Picked up a book called Th!nk off the discount shelf at Cole's today. I'm liking it so far. It's something of a rebuttal to another book called Blink!.

Thursday, August 30, 2007

Nagios and things part 2

So I got to work this morning (with a fresh mind) and after a bit of googling figured out my problem in 30 minutes. Basically it boiled down to adding a reference to ORACLE_HOME in the bash script itself, and the full path of SQLPlus. After that, things ran fine even with changing the permissions of the scripts and related files back to normal and running Nagios with the Nagios user.

One of the 'nice to haves' for this little monitoring things I'm working on in Nagios is graphing capability - so we can see trends of the performance data at a glance. Just before I left today, I discovered that Nagios might install with this capability commented out. I let you know for sure in my next post.

While I was working on solving the graphing problem a different way, I got focused on some graphing addins for Nagios that required perl modules I didn't have. I learned that cspan is basically like 'yum' for perl. Didn't know what it was before today. In fact, I haven't had any exposure to perl before this project. It's all good - learning new stuff every day.

I also learned a big way to correct my golf swing today. I need to grip hard with my left hand and the right hand is just for support. I was driving much better and more consistently after I made that adjustment.

Wednesday, August 29, 2007

Nagios and things

I've done a couple of installations of Nagios now, and I quite like as a monitoring tool. Today I was working on coding a custom plug-in so we could keep an eye on a particular KPI. This involved running something of a complex query in Oracle and then sending the results to Nagios.
Writing the shell script wasn't difficult. The Nagios plug-in developer documentation was clear enough for me to follow. It took me a few minutes to figure out how to return the codes that Nagios is looking for - 'exit 1, or exit 2, etc'. However, to try and get Nagios to automatically run SQLPlus is a totally bear. I'm going to sleep on it tonite. I've tried changing perms on all the files, even tried changing the ownership to oracle and setting the SUID - no dice. Tried running Nagios as root (not recommended, but I had to try), and set all the Oracle environment variables in the .bash_profile for all the users I could think of that might possibly be running that code. I tried doing a su -c 'call my script here' oracle, and that didn't work either.

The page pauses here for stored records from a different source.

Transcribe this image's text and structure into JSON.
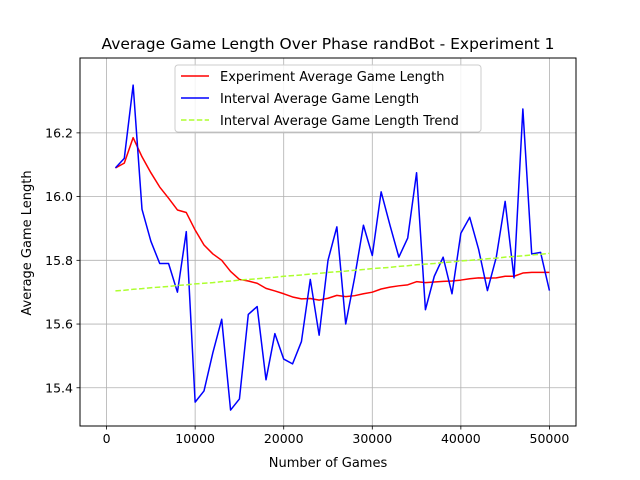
{
  "chart_data": {
    "type": "line",
    "title": "Average Game Length Over Phase randBot - Experiment 1",
    "xlabel": "Number of Games",
    "ylabel": "Average Game Length",
    "xlim": [
      -3000,
      53000
    ],
    "ylim": [
      15.28,
      16.435
    ],
    "xticks": [
      0,
      10000,
      20000,
      30000,
      40000,
      50000
    ],
    "yticks": [
      15.4,
      15.6,
      15.8,
      16.0,
      16.2
    ],
    "ytick_labels": [
      "15.4",
      "15.6",
      "15.8",
      "16.0",
      "16.2"
    ],
    "grid": true,
    "legend_position": "top-center",
    "x": [
      1000,
      2000,
      3000,
      4000,
      5000,
      6000,
      7000,
      8000,
      9000,
      10000,
      11000,
      12000,
      13000,
      14000,
      15000,
      16000,
      17000,
      18000,
      19000,
      20000,
      21000,
      22000,
      23000,
      24000,
      25000,
      26000,
      27000,
      28000,
      29000,
      30000,
      31000,
      32000,
      33000,
      34000,
      35000,
      36000,
      37000,
      38000,
      39000,
      40000,
      41000,
      42000,
      43000,
      44000,
      45000,
      46000,
      47000,
      48000,
      49000,
      50000
    ],
    "series": [
      {
        "name": "Experiment Average Game Length",
        "color": "#ff0000",
        "style": "solid",
        "values": [
          16.09,
          16.105,
          16.185,
          16.125,
          16.075,
          16.03,
          15.995,
          15.958,
          15.95,
          15.895,
          15.848,
          15.82,
          15.8,
          15.765,
          15.74,
          15.735,
          15.728,
          15.712,
          15.704,
          15.695,
          15.685,
          15.679,
          15.68,
          15.675,
          15.681,
          15.69,
          15.686,
          15.689,
          15.695,
          15.7,
          15.71,
          15.716,
          15.72,
          15.723,
          15.733,
          15.73,
          15.732,
          15.734,
          15.735,
          15.738,
          15.742,
          15.745,
          15.744,
          15.745,
          15.75,
          15.75,
          15.76,
          15.762,
          15.762,
          15.762
        ]
      },
      {
        "name": "Interval Average Game Length",
        "color": "#0000ff",
        "style": "solid",
        "values": [
          16.09,
          16.12,
          16.35,
          15.96,
          15.86,
          15.79,
          15.79,
          15.7,
          15.89,
          15.355,
          15.39,
          15.51,
          15.615,
          15.33,
          15.365,
          15.63,
          15.655,
          15.425,
          15.57,
          15.49,
          15.475,
          15.545,
          15.74,
          15.565,
          15.8,
          15.905,
          15.6,
          15.745,
          15.91,
          15.815,
          16.015,
          15.91,
          15.81,
          15.87,
          16.075,
          15.645,
          15.75,
          15.81,
          15.695,
          15.885,
          15.935,
          15.835,
          15.705,
          15.81,
          15.985,
          15.745,
          16.275,
          15.82,
          15.825,
          15.705
        ]
      },
      {
        "name": "Interval Average Game Length Trend",
        "color": "#adff2f",
        "style": "dashed",
        "values": [
          15.704,
          15.706,
          15.709,
          15.711,
          15.714,
          15.716,
          15.718,
          15.721,
          15.723,
          15.726,
          15.728,
          15.73,
          15.733,
          15.735,
          15.738,
          15.74,
          15.742,
          15.745,
          15.747,
          15.75,
          15.752,
          15.754,
          15.757,
          15.759,
          15.762,
          15.764,
          15.766,
          15.769,
          15.771,
          15.774,
          15.776,
          15.778,
          15.781,
          15.783,
          15.786,
          15.788,
          15.79,
          15.793,
          15.795,
          15.798,
          15.8,
          15.802,
          15.805,
          15.807,
          15.81,
          15.812,
          15.814,
          15.817,
          15.819,
          15.822
        ]
      }
    ]
  }
}
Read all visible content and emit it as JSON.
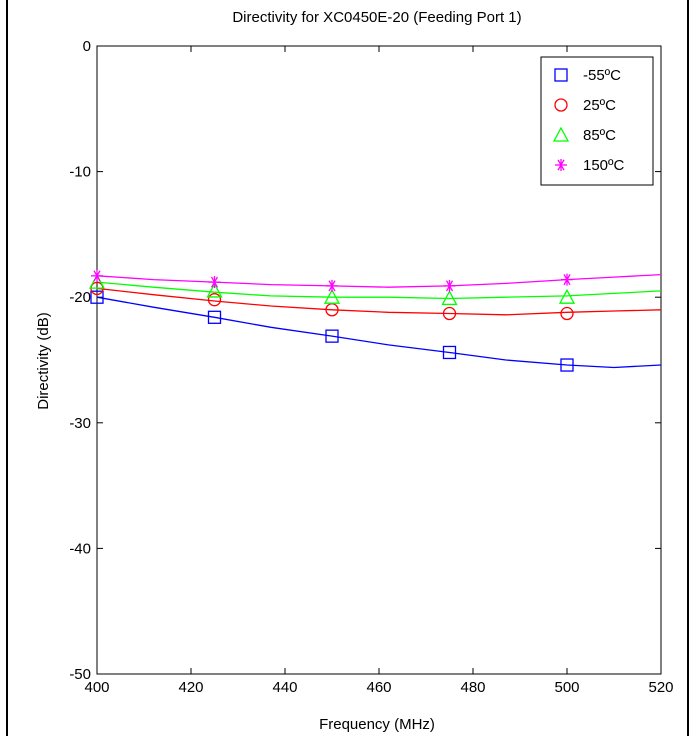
{
  "chart_data": {
    "type": "line",
    "title": "Directivity for XC0450E-20 (Feeding Port 1)",
    "xlabel": "Frequency (MHz)",
    "ylabel": "Directivity (dB)",
    "xlim": [
      400,
      520
    ],
    "ylim": [
      -50,
      0
    ],
    "xticks": [
      400,
      420,
      440,
      460,
      480,
      500,
      520
    ],
    "yticks": [
      0,
      -10,
      -20,
      -30,
      -40,
      -50
    ],
    "grid": true,
    "grid_style": "dotted",
    "legend_position": "top-right",
    "series": [
      {
        "name": "-55ºC",
        "color": "#0000ff",
        "marker": "square",
        "markers": [
          [
            400,
            -20.0
          ],
          [
            425,
            -21.6
          ],
          [
            450,
            -23.1
          ],
          [
            475,
            -24.4
          ],
          [
            500,
            -25.4
          ]
        ],
        "curve": [
          [
            400,
            -20.0
          ],
          [
            412,
            -20.8
          ],
          [
            425,
            -21.6
          ],
          [
            437,
            -22.4
          ],
          [
            450,
            -23.1
          ],
          [
            462,
            -23.8
          ],
          [
            475,
            -24.4
          ],
          [
            487,
            -25.0
          ],
          [
            500,
            -25.4
          ],
          [
            510,
            -25.6
          ],
          [
            520,
            -25.4
          ]
        ]
      },
      {
        "name": "25ºC",
        "color": "#ff0000",
        "marker": "circle",
        "markers": [
          [
            400,
            -19.3
          ],
          [
            425,
            -20.2
          ],
          [
            450,
            -21.0
          ],
          [
            475,
            -21.3
          ],
          [
            500,
            -21.3
          ]
        ],
        "curve": [
          [
            400,
            -19.3
          ],
          [
            412,
            -19.8
          ],
          [
            425,
            -20.3
          ],
          [
            437,
            -20.7
          ],
          [
            450,
            -21.0
          ],
          [
            462,
            -21.2
          ],
          [
            475,
            -21.3
          ],
          [
            487,
            -21.4
          ],
          [
            500,
            -21.2
          ],
          [
            510,
            -21.1
          ],
          [
            520,
            -21.0
          ]
        ]
      },
      {
        "name": "85ºC",
        "color": "#00ff00",
        "marker": "triangle",
        "markers": [
          [
            400,
            -18.8
          ],
          [
            425,
            -19.5
          ],
          [
            450,
            -20.0
          ],
          [
            475,
            -20.1
          ],
          [
            500,
            -20.0
          ]
        ],
        "curve": [
          [
            400,
            -18.8
          ],
          [
            412,
            -19.2
          ],
          [
            425,
            -19.6
          ],
          [
            437,
            -19.9
          ],
          [
            450,
            -20.0
          ],
          [
            462,
            -20.0
          ],
          [
            475,
            -20.1
          ],
          [
            487,
            -20.0
          ],
          [
            500,
            -19.9
          ],
          [
            510,
            -19.7
          ],
          [
            520,
            -19.5
          ]
        ]
      },
      {
        "name": "150ºC",
        "color": "#ff00ff",
        "marker": "star",
        "markers": [
          [
            400,
            -18.3
          ],
          [
            425,
            -18.8
          ],
          [
            450,
            -19.1
          ],
          [
            475,
            -19.1
          ],
          [
            500,
            -18.6
          ]
        ],
        "curve": [
          [
            400,
            -18.3
          ],
          [
            412,
            -18.6
          ],
          [
            425,
            -18.8
          ],
          [
            437,
            -19.0
          ],
          [
            450,
            -19.1
          ],
          [
            462,
            -19.2
          ],
          [
            475,
            -19.1
          ],
          [
            487,
            -18.9
          ],
          [
            500,
            -18.6
          ],
          [
            510,
            -18.4
          ],
          [
            520,
            -18.2
          ]
        ]
      }
    ]
  }
}
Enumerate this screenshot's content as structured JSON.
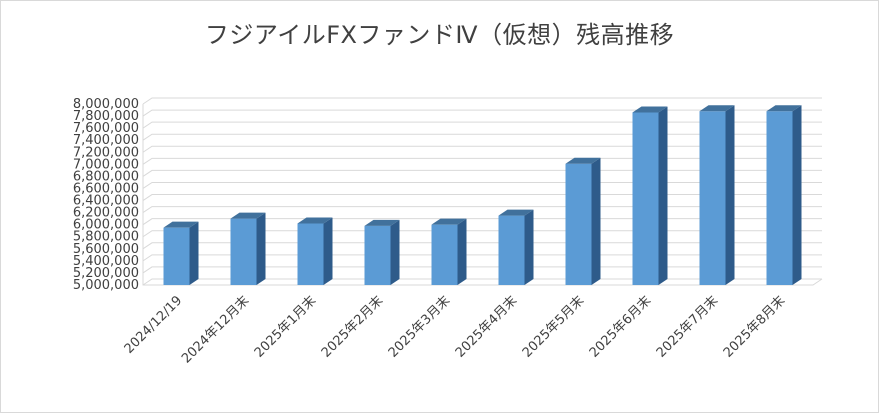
{
  "chart_data": {
    "type": "bar",
    "title": "フジアイルFXファンドⅣ（仮想）残高推移",
    "categories": [
      "2024/12/19",
      "2024年12月末",
      "2025年1月末",
      "2025年2月末",
      "2025年3月末",
      "2025年4月末",
      "2025年5月末",
      "2025年6月末",
      "2025年7月末",
      "2025年8月末"
    ],
    "values": [
      5950000,
      6100000,
      6020000,
      5980000,
      6000000,
      6150000,
      7010000,
      7860000,
      7880000,
      7880000
    ],
    "yticks": [
      "5,000,000",
      "5,200,000",
      "5,400,000",
      "5,600,000",
      "5,800,000",
      "6,000,000",
      "6,200,000",
      "6,400,000",
      "6,600,000",
      "6,800,000",
      "7,000,000",
      "7,200,000",
      "7,400,000",
      "7,600,000",
      "7,800,000",
      "8,000,000"
    ],
    "ylim": [
      5000000,
      8000000
    ],
    "grid": true,
    "colors": {
      "bar_front": "#5b9bd5",
      "bar_side": "#2e5b8a",
      "bar_top": "#41719c",
      "grid": "#d9d9d9"
    }
  }
}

Oracle posts online regarding SQL*Plus 43 initiation errors etc. are pretty sparse. In my opinion, it's just more fodder for people who advocate using 3rd party free ware. At least if it's broken, somebody has likely run into the same issue and posted it online. With Oracle and Tibco, it seems like they guard their support forums with their life (maybe Oracle not so much so).

Monday, August 27, 2007

Oracle, Tibco, and tcpdump

I've started a new project recently that uses Tibco with an Oracle backend. It still amazes me the little nuances of domain knowledge that are so key to being a productive developer on some of these 'platforms'.
My issue today was a query I was trying to run using the jdbc 'component' in Tibco. It's pretty finicky about SQL syntax. I needed aliases for column names and it turned out the only way to get those to work is to use double quotes. Single quotes work if you want to hardcode what you're returning in your select statement. Double quotes (I was told) are effectively ignored by Oracle unless you're trying to alias a column. I'm starting this blog mainly so I can keep these little nuances documented somewhere - I hope it'll help me remember in the future.

I ran into a different configuration problem with Tibco last week which I had to use tcpdump to help me solve. I used the command something like this: tcpdump -nnXi eth0 -port 8080. This helped me realized that Tibco was responding to http GET and not http POST requests.